Variant Covers are not a Selling Point in the Regular Book Trade: We all know that book covers play a major role in how a book is promoted on the shelves of bookstores (or online) and as far as variants go, the professional buyers in the retail, library and education markets really couldn’t care less about them. The reality is a variant can also do more harm than good because, if the artwork inside the book is not consistent with the exterior, it’s basically false advertising-especially if the cover is better than the interiors. (We will also deal with cover design in another posting) The thing about variant covers is that, in my humble opinion, they have become abused and overused. Ideally, variant covers are something created as a special prize for the loyal retailers to have and keep. They should be used as a reward for the love and support-that’s it.
Publicity and Marketing are Two Different Skill Sets: And they are critical to the success of your book. The stuff about sell sheets, promotions and creating of advance reader copies, along with advertising, are elements of marketing. Publicity is the art of getting the word out about your book. One of the best first examples I can recall for a graphic novel was in a Publishers Weekly interview with David Petersen (MOUSE GUARD) who said that things really started happening for the book after he hired a publicist. As it so happens, I know the folks whom he contacted at Media Masters and the reason why I include their name here is because they have a keen understanding of the book trade and they also understand graphic novels. A strong publicist will get your book placed into the right hands versus dumping copies everywhere and anywhere possible. They will tell you which are the right trade shows or book festivals to speak or sign at. They will connect you with the booksellers who have the most influential voices in the industry.
Publicity is not something you simply ask a boyfriend or girlfriend to ‘manage’. Would you let them perform surgery on you or repair your car? Unless they are actually a professional publicist, don’t dump this responsibility on someone who is not a pro.

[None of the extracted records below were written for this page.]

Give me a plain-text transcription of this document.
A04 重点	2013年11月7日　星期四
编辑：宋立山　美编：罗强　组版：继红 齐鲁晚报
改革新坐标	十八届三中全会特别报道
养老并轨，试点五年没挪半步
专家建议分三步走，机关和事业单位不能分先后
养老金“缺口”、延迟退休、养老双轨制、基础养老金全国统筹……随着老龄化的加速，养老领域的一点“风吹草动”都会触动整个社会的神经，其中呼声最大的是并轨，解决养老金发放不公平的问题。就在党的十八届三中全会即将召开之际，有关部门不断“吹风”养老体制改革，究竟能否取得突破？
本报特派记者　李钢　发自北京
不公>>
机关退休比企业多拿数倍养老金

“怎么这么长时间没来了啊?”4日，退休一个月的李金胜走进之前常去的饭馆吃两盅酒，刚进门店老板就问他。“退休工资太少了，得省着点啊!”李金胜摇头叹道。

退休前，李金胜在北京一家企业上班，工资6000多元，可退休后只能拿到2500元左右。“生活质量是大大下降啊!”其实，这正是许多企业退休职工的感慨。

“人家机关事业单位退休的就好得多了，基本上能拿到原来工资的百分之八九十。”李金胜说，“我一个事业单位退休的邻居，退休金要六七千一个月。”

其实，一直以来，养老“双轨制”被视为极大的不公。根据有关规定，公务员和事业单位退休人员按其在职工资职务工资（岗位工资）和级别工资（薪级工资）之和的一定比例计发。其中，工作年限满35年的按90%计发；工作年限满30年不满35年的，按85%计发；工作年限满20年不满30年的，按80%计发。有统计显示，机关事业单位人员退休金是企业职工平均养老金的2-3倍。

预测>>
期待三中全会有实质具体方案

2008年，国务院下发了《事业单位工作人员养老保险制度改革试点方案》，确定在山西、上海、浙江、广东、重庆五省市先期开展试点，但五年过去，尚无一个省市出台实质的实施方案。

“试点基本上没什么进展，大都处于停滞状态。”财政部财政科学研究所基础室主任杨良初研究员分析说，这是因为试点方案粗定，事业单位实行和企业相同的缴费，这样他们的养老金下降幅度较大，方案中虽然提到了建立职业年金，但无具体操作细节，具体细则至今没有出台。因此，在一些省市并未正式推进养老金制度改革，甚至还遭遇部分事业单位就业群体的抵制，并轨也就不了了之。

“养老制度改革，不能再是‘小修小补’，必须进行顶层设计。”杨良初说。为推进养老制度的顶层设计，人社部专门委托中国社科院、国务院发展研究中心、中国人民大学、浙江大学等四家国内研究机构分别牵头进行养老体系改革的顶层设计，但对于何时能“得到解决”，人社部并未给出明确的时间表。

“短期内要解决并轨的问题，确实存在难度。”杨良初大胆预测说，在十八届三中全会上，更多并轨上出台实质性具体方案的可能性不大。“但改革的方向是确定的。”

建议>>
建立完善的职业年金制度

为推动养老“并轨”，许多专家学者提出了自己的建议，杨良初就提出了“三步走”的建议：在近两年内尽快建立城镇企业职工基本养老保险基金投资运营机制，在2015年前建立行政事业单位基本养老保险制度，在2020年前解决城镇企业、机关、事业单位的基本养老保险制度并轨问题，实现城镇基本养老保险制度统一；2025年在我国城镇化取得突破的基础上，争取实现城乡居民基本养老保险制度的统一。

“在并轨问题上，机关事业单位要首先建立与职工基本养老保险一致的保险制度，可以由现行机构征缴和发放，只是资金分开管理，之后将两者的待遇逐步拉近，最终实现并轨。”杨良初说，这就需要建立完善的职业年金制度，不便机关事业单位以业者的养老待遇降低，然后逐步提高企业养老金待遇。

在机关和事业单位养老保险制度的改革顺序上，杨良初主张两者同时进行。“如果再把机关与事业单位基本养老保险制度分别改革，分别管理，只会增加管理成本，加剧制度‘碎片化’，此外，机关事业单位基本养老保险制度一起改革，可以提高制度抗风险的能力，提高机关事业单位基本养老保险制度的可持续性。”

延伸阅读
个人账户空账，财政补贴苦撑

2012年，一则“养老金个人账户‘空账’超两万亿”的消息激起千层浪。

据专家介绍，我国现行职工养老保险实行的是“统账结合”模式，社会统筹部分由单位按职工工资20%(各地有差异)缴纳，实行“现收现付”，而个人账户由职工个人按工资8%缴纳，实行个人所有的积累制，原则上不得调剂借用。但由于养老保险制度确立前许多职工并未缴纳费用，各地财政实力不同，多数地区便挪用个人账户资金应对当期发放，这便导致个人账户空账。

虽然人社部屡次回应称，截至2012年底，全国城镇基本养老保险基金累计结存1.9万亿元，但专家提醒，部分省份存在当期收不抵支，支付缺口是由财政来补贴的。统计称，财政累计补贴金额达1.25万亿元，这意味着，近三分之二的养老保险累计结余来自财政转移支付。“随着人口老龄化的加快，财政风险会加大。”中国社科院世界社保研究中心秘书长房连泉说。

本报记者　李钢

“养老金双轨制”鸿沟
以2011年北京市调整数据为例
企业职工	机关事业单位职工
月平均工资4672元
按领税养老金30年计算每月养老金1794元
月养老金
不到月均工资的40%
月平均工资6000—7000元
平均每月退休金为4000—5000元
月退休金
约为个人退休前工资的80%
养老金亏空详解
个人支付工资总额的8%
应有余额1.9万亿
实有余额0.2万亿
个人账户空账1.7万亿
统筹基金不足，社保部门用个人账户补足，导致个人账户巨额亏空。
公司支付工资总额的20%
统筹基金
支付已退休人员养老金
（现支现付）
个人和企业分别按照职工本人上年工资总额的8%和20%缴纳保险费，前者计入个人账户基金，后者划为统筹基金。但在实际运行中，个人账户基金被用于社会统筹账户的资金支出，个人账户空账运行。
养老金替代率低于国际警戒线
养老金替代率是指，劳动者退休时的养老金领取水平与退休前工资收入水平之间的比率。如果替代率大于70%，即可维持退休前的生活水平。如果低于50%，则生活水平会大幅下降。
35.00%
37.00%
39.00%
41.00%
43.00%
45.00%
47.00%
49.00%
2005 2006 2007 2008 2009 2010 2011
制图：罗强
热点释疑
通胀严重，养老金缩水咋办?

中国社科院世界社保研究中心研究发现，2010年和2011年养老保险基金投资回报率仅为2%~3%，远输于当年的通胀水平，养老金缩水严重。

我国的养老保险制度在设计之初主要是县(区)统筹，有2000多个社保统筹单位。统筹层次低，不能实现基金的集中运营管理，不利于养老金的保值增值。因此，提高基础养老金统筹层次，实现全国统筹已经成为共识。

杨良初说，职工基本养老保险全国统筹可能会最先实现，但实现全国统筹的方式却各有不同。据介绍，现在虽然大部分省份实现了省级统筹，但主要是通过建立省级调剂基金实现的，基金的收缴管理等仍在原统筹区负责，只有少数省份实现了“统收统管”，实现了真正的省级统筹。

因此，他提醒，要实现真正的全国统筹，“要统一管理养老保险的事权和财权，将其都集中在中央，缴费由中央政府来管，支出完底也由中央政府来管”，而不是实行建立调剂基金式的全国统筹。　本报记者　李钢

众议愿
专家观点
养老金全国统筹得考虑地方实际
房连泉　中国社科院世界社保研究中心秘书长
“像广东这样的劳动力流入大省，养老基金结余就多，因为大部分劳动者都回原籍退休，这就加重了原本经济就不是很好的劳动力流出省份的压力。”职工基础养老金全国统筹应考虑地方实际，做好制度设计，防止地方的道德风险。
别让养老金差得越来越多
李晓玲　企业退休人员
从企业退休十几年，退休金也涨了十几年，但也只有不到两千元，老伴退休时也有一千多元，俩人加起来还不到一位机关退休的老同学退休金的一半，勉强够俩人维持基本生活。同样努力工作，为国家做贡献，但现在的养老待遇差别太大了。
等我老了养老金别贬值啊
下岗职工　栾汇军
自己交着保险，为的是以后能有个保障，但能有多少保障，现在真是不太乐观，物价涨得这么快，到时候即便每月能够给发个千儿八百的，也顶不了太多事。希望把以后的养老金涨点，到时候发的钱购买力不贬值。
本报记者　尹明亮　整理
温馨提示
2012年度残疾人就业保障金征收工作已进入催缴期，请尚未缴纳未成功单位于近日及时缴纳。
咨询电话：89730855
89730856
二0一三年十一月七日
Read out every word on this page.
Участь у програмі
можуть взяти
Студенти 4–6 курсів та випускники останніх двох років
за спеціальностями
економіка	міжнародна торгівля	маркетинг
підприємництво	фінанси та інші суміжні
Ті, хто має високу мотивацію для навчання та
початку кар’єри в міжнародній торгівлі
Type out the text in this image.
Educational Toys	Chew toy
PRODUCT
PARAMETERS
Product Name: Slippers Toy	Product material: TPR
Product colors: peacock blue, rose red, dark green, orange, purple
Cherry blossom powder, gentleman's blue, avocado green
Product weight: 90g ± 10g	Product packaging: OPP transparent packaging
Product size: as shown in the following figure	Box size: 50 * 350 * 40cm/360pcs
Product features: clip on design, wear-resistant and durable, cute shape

You Get Back What You Put In: If you read Jim Zub’s recent post it’s a really good inside look at the effort required for selling a book. Raina Telgemeier (SMILE), Jimmy Gownley (AMELIA RULES), Jenni Holm (Babymouse) and Jeff Kinney (Diary of a Wimpy Kid) have all put in endless hours and miles to promote their books. They shake every hand; they sign every book as if each person was a new friend. Each of these folks have also taken the initiative to get out and promote, not waiting for the publisher to do it for them and it pays off. The publisher will and should help with some of the heavy lifting but the author who is a shameless self- promoter is the one who sells a lot more books.
As I will constantly point out, the effort to sell a book is equal to the effort involved in the creation. It’s a long haul but if you as a creator or a publisher have a basic road map then at least you have a decent head start. If your publisher says they can’t afford to do this stuff, or if you don’t think you need to do what a successful author does, then maybe you need to rethink your goals. Otherwise you have a very nice box of books that only your friend and your mom will know exists.